Go语言中的map采用hash table实现。

具体的Hash算法,Go语言根据当前CPU的架构判断使用AES hash，RSA、SHAX等不同的算法。既然是hash table那就面临hash冲突的问题，解决hash冲突通常有两种方法：「开放寻址法」 「链地址法」

开放寻址法：开放寻址法又分为线性探测法、平方探测法、随机探测法和双重哈希法等几种方法，其原理就是通过不停的探测，直至寻找到与当前hash表中不冲突的key值。
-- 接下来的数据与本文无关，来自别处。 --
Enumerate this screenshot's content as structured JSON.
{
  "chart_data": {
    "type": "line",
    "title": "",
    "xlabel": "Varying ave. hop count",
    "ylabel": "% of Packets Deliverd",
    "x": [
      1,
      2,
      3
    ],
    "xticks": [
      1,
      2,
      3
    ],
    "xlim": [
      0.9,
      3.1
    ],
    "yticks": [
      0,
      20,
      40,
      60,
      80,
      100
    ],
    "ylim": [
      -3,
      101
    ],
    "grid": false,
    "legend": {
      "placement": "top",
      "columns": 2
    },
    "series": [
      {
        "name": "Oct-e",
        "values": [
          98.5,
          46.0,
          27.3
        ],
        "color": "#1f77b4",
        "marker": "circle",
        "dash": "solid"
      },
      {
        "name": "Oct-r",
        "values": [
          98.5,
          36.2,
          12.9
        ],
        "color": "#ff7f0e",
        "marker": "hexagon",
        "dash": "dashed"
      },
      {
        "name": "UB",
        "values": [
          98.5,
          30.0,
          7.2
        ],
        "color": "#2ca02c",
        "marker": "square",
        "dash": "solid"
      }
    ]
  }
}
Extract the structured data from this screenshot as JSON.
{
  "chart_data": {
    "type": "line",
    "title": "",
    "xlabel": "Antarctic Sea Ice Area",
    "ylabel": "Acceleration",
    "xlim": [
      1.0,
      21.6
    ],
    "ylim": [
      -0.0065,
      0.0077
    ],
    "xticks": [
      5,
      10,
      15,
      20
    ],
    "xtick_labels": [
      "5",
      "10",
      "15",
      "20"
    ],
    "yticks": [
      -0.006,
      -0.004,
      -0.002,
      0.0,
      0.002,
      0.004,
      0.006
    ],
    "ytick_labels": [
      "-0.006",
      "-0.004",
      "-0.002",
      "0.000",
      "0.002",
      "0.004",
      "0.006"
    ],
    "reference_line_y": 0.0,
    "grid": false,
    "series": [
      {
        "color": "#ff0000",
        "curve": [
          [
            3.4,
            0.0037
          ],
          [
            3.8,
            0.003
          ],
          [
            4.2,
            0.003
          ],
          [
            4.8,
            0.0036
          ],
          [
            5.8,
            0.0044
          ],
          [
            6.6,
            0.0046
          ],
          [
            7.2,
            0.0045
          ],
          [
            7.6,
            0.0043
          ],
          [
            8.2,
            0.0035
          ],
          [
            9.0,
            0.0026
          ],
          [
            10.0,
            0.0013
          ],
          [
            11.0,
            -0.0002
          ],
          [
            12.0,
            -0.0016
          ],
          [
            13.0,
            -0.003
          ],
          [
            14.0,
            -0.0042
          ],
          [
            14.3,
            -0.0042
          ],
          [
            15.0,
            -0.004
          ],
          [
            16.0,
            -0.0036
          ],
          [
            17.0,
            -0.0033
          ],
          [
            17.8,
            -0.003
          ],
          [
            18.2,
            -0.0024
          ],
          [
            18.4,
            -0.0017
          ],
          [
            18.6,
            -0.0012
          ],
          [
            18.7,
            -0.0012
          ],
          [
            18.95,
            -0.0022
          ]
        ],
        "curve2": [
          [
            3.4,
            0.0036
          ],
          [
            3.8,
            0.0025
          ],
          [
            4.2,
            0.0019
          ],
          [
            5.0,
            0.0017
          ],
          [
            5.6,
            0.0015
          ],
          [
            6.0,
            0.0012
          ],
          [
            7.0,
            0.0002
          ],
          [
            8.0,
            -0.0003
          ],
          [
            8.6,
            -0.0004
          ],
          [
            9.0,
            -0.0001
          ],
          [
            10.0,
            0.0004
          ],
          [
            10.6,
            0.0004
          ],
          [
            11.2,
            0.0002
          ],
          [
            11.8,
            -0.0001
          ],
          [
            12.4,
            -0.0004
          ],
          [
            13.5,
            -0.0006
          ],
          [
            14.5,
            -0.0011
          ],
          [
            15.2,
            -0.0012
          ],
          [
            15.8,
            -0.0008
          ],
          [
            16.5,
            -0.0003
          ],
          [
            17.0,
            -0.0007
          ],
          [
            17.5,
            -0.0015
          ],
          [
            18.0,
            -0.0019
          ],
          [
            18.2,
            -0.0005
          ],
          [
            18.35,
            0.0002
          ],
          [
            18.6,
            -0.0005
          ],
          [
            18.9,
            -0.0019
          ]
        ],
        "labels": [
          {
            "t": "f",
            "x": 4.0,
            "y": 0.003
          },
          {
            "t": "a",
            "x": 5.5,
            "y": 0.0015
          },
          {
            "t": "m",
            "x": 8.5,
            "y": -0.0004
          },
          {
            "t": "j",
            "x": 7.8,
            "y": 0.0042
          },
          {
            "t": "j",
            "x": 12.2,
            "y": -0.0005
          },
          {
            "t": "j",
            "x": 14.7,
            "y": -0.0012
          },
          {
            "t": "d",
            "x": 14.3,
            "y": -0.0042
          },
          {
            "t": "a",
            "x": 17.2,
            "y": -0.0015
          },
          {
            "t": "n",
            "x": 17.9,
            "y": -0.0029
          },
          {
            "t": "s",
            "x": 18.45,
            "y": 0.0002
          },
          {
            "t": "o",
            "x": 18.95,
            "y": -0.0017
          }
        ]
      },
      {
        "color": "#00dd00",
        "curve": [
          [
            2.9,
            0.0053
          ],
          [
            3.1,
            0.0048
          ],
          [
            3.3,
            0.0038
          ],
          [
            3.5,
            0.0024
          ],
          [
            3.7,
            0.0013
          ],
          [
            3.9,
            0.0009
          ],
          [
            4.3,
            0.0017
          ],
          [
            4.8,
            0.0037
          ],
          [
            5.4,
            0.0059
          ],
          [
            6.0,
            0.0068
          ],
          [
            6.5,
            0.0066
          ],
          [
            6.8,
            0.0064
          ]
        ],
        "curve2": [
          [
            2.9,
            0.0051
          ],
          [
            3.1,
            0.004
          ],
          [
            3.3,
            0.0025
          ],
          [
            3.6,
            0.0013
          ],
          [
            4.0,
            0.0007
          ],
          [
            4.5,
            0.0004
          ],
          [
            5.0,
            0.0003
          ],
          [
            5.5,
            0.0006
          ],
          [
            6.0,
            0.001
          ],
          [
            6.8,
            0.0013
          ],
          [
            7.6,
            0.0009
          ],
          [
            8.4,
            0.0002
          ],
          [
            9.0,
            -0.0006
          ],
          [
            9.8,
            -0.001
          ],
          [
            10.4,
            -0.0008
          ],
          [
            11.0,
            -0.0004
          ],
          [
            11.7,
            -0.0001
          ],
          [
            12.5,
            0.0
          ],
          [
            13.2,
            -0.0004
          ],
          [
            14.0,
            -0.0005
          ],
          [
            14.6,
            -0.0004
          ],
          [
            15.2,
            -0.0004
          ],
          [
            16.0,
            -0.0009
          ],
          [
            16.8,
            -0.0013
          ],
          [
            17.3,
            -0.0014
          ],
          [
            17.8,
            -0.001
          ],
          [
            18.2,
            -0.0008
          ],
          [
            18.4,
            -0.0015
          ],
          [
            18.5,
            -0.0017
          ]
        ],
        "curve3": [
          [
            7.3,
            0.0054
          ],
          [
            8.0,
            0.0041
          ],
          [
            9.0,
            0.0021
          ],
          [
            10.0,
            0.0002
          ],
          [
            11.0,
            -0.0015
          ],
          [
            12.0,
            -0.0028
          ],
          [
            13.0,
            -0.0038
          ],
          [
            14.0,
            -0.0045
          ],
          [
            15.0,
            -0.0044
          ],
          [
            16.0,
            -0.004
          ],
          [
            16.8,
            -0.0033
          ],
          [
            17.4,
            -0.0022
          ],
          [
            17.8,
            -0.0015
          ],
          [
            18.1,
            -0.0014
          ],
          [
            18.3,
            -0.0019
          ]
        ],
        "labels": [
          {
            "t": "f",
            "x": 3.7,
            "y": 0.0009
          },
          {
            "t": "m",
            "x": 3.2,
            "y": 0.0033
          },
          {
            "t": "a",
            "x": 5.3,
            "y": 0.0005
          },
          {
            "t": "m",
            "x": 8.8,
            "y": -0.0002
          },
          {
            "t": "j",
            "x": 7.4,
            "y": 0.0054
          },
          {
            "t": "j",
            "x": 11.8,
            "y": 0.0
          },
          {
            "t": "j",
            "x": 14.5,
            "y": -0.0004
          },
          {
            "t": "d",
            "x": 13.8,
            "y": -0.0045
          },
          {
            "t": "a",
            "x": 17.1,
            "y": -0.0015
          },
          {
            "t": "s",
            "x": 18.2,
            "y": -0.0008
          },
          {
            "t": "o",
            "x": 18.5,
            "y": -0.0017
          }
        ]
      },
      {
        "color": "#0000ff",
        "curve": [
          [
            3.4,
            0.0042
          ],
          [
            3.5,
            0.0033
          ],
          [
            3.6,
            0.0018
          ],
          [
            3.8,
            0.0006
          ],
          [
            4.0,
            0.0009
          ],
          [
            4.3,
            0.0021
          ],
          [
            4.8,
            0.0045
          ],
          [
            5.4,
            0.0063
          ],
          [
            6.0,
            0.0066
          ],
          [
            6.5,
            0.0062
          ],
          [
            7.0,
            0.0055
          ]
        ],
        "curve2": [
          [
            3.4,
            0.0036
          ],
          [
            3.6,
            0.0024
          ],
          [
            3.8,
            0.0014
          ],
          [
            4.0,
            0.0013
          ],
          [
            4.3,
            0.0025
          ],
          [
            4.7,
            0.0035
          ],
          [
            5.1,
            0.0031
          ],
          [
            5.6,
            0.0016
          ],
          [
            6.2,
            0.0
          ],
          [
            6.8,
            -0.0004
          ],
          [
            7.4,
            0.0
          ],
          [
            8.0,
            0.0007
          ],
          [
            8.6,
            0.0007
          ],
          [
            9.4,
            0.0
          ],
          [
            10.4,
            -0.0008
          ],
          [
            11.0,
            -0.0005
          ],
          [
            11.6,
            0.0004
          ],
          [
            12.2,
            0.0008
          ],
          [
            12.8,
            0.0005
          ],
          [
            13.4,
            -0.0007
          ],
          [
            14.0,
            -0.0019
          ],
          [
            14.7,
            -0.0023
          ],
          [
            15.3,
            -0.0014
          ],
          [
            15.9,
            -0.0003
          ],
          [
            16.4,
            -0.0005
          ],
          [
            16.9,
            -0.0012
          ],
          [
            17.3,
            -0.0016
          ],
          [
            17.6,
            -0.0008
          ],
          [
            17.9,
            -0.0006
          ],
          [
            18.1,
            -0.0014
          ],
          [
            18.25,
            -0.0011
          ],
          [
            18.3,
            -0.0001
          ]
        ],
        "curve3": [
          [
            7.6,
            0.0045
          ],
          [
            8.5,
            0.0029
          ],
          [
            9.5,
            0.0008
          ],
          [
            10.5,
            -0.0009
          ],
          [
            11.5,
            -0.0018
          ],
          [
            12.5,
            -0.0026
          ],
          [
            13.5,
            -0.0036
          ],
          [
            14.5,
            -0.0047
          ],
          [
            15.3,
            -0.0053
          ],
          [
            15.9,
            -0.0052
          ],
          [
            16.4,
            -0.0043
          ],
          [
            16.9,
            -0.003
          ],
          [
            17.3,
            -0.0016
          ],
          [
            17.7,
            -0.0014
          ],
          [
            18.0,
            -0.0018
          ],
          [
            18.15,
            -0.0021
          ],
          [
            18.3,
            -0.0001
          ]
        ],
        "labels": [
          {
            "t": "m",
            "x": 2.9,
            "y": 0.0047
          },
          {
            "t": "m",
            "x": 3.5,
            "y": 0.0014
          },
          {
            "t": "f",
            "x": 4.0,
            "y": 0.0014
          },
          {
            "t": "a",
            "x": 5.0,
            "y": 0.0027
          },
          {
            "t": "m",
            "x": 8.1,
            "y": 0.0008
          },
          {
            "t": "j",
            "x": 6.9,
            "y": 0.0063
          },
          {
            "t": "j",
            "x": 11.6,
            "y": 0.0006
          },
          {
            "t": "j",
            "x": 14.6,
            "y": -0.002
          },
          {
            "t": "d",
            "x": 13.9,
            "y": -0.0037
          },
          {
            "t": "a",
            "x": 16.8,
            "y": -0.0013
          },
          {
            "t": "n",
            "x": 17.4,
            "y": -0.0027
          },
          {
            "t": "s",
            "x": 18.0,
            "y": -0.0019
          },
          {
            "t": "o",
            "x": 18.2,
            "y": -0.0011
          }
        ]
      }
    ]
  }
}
链地址法：就是把hash冲突的key值，通过链表的形式存储起来。

这两种方法有不同的适用场景，Go语言中采用链地址发来解决hash冲突。

Go语言采用hmap结构体存储map，其结构如下

// A header for a Go map.
type hmap struct {
   // Note: the format of the hmap is also encoded in cmd/compile/internal/gc/reflect.go.
   // Make sure this stays in sync with the compiler's definition.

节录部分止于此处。